Data Sufficiency

BTGmoderatorLU wrote:Source: GMAT Prep

If \(n\) is a positive integer and \(r\) is the remainder when \((n-1)(n+1)\) is divided by \(24\), what is the value of \(r\)?

1) \(n\) is not divisible by \(2\).
2) \(n\) is not divisible by \(3\).

The OA is C

Let's take each statement one by one.

1) \(n\) is not divisible by \(2\).

Case 1: Say n = 1

\((n-1)(n+1)\) = 0. We see that 0 divided by 24 leaves a remainder 0. Thus, r = 0.

Case 1: Say n = 3

\((n-1)(n+1)\) = 2*4 = 8. We see that 8 divided by 24 leaves a remainder 8. Thus, r = 8.

No unique answer. Insufficient.

2) \(n\) is not divisible by \(3\).

Case 1: Say n = 1

\((n-1)(n+1)\) = 0. We see that 0 divided by 24 leaves a remainder 0. Thus, r = 0.

Case 1: Say n = 2

\((n-1)(n+1)\) = 1*3 = 3. We see that 3 divided by 24 leaves a remainder 3. Thus, r = 3.

No unique answer. Insufficient.

(1) and (2) together

From (1) and (2), we have n = 1, 5, 7, 11, and other prime numbers

Case 1: Say n = 1

\((n-1)(n+1)\) = 0. We see that 0 divided by 24 leaves a remainder 0. Thus, r = 0.

Case 2: Say n = 5

\((n-1)(n+1)\) = 4*6. We see that 24 divided by 24 leaves a remainder 0. Thus, r = 0.

Case 3: Say n = 7

\((n-1)(n+1)\) = 6*8. We see that 48 divided by 24 leaves a remainder 0. Thus, r = 0.

Case 4: Say n = 11

\((n-1)(n+1)\) = 10*12. We see that 120 divided by 24 leaves a remainder 0. Thus, r = 0.

So, in each case, we get the remainder 0. Sufficient.

The correct answer: C

Hope this helps!

-Jay
_________________
Manhattan Review GMAT Prep

Locations: Manhattan GMAT Classes | GMAT Prep Courses Dubai | LSAT Prep Courses Hong Kong | Singapore SAT Prep Classes | and many more...

Schedule your free consultation with an experienced GMAT Prep Advisor! Click here.

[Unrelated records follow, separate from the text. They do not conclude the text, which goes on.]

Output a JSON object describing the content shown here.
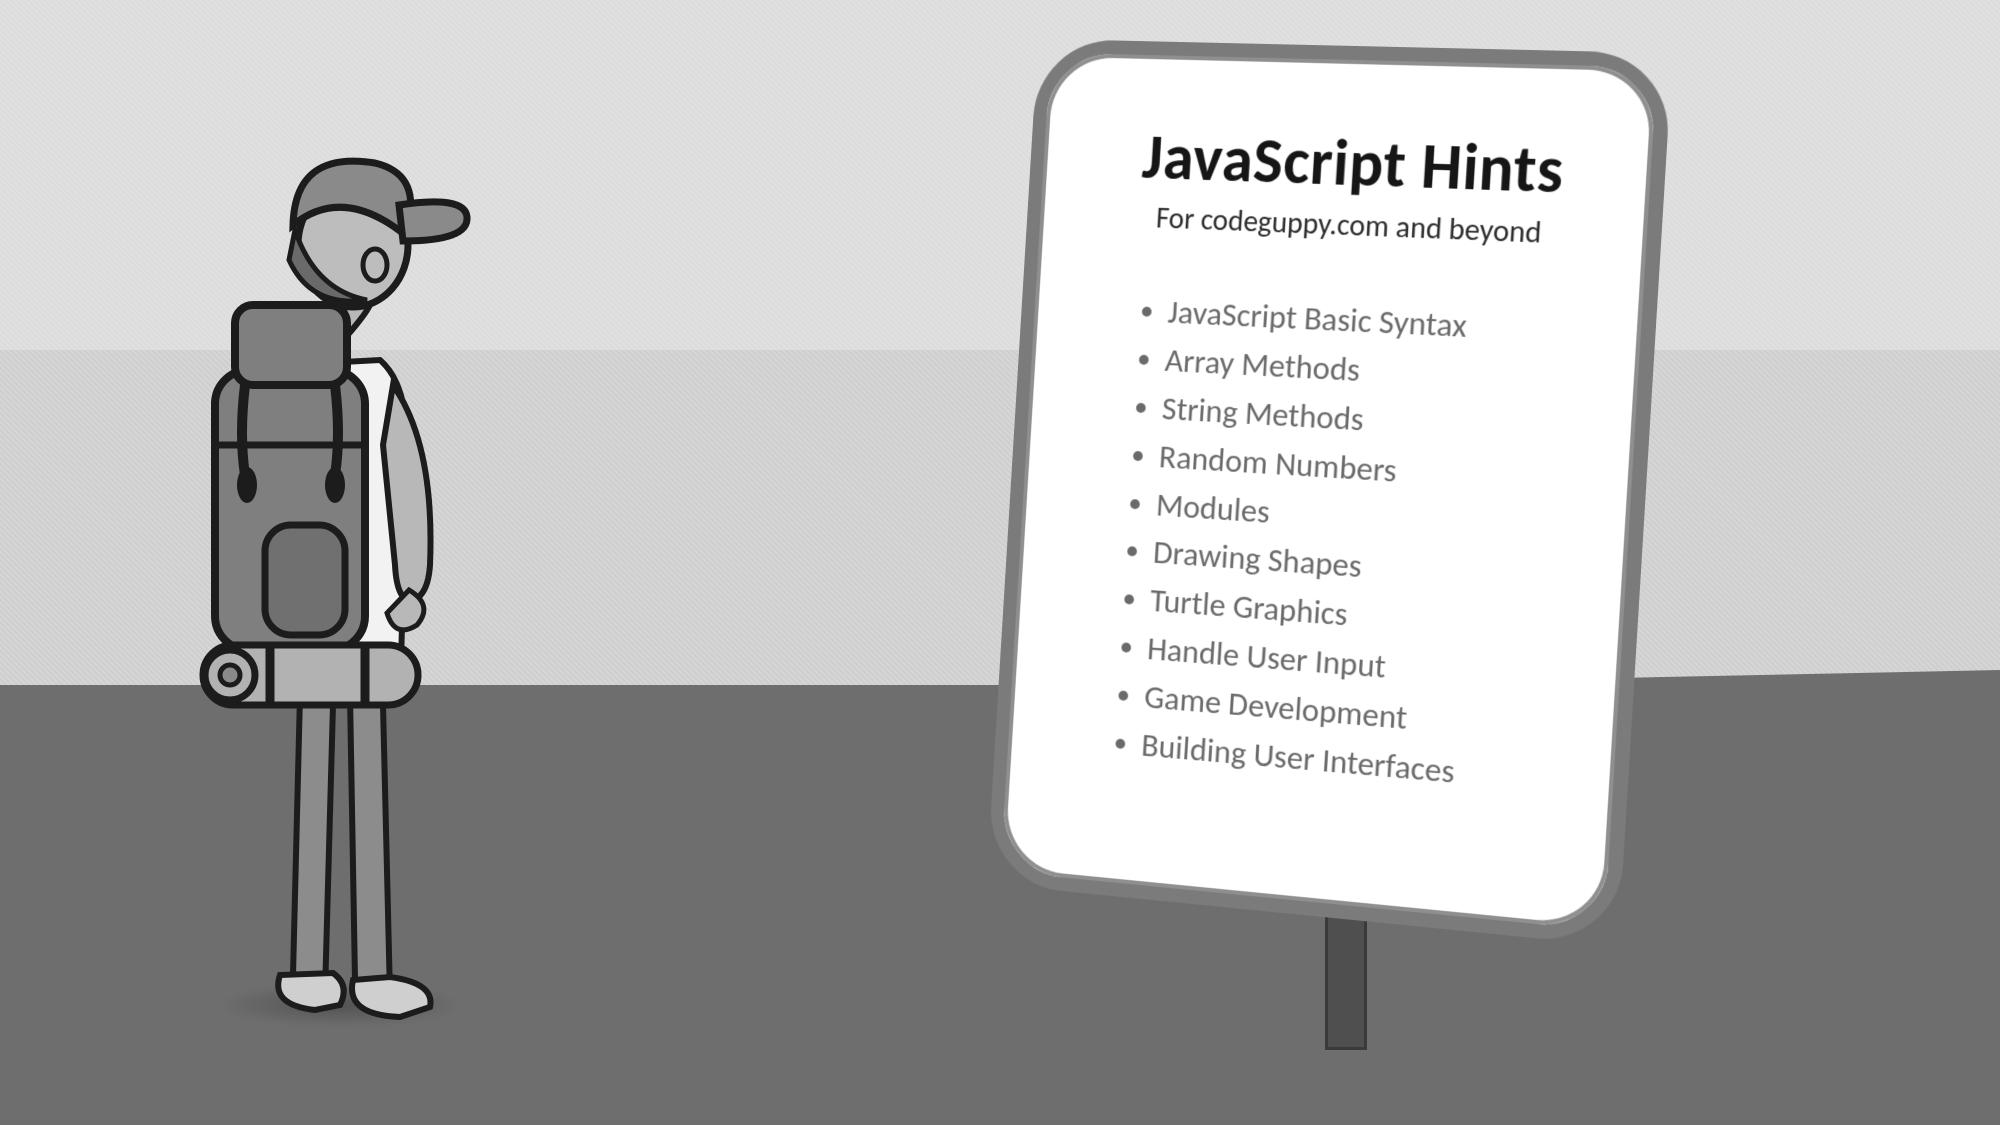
{
  "sign": {
    "title": "JavaScript Hints",
    "subtitle": "For codeguppy.com and beyond",
    "items": [
      "JavaScript Basic Syntax",
      "Array Methods",
      "String Methods",
      "Random Numbers",
      "Modules",
      "Drawing Shapes",
      "Turtle Graphics",
      "Handle User Input",
      "Game Development",
      "Building User Interfaces"
    ]
  }
}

n-1, n and n+1 are three consecutive integers. If, as Statement 1 tells us, n is odd, then n-1 and n+1 are both even -- in fact, they are consecutive even numbers. If you take any two consecutive even integers, one of them will always be a multiple of 4, so Statement 1 guarantees that (n-1)(n+1) is divisible by 2*4 = 8. That's not sufficient alone; perhaps one of them is divisible by 3, and (n-1)(n+1) is divisible by 8*3 = 24, and the remainder will be 0 when we divide by 24, or perhaps neither factor is divisible by 3, and we have a nonzero remainder.

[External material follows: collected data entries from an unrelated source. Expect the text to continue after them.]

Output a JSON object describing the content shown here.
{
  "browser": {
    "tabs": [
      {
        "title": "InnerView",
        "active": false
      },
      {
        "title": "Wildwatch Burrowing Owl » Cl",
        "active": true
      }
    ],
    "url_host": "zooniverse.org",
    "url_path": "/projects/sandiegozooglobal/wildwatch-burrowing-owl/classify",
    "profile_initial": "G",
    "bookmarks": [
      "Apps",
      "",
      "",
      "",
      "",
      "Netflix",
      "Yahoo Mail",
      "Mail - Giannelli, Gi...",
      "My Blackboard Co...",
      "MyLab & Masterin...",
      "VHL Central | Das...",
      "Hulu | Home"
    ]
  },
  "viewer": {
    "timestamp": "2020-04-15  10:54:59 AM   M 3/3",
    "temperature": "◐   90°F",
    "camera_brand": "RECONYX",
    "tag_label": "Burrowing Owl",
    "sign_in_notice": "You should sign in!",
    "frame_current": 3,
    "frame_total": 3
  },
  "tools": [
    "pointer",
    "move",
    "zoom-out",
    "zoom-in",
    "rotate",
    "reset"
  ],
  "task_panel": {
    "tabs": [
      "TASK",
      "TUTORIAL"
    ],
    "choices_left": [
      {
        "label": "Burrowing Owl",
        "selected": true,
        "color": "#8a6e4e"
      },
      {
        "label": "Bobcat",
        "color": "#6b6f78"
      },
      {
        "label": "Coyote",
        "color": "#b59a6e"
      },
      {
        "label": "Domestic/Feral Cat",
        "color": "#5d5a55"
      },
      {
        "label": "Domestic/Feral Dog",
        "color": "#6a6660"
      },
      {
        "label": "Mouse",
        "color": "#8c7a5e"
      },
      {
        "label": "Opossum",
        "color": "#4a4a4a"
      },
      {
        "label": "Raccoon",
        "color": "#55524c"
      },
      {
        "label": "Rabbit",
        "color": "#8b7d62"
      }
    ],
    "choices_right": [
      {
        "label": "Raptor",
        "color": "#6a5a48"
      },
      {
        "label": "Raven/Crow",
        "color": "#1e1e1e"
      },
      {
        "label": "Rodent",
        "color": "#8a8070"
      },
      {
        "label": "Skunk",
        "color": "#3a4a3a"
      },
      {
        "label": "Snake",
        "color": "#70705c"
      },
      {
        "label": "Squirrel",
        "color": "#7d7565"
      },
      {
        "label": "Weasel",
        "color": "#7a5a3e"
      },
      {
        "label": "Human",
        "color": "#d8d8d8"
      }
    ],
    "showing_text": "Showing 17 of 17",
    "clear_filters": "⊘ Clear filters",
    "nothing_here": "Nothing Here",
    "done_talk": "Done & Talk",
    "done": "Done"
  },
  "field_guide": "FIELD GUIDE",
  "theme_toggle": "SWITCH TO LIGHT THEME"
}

From Statement 2, if n is not divisible by 3, then one of n-1 or n+1 must be, since you always find exactly one multiple of 3 among any three consecutive integers. Statement 2 is not sufficient alone, just as Statement 1 was not, but if we use both statements, we know from Statement 1 that (n-1)(n+1) is divisible by 8, and from Statement 2 that it is divisible by 3, so using both Statements (n-1)(n+1) is divisible by 3*8 = 24, and the remainder must be zero when we divide it by 24. So the answer is C.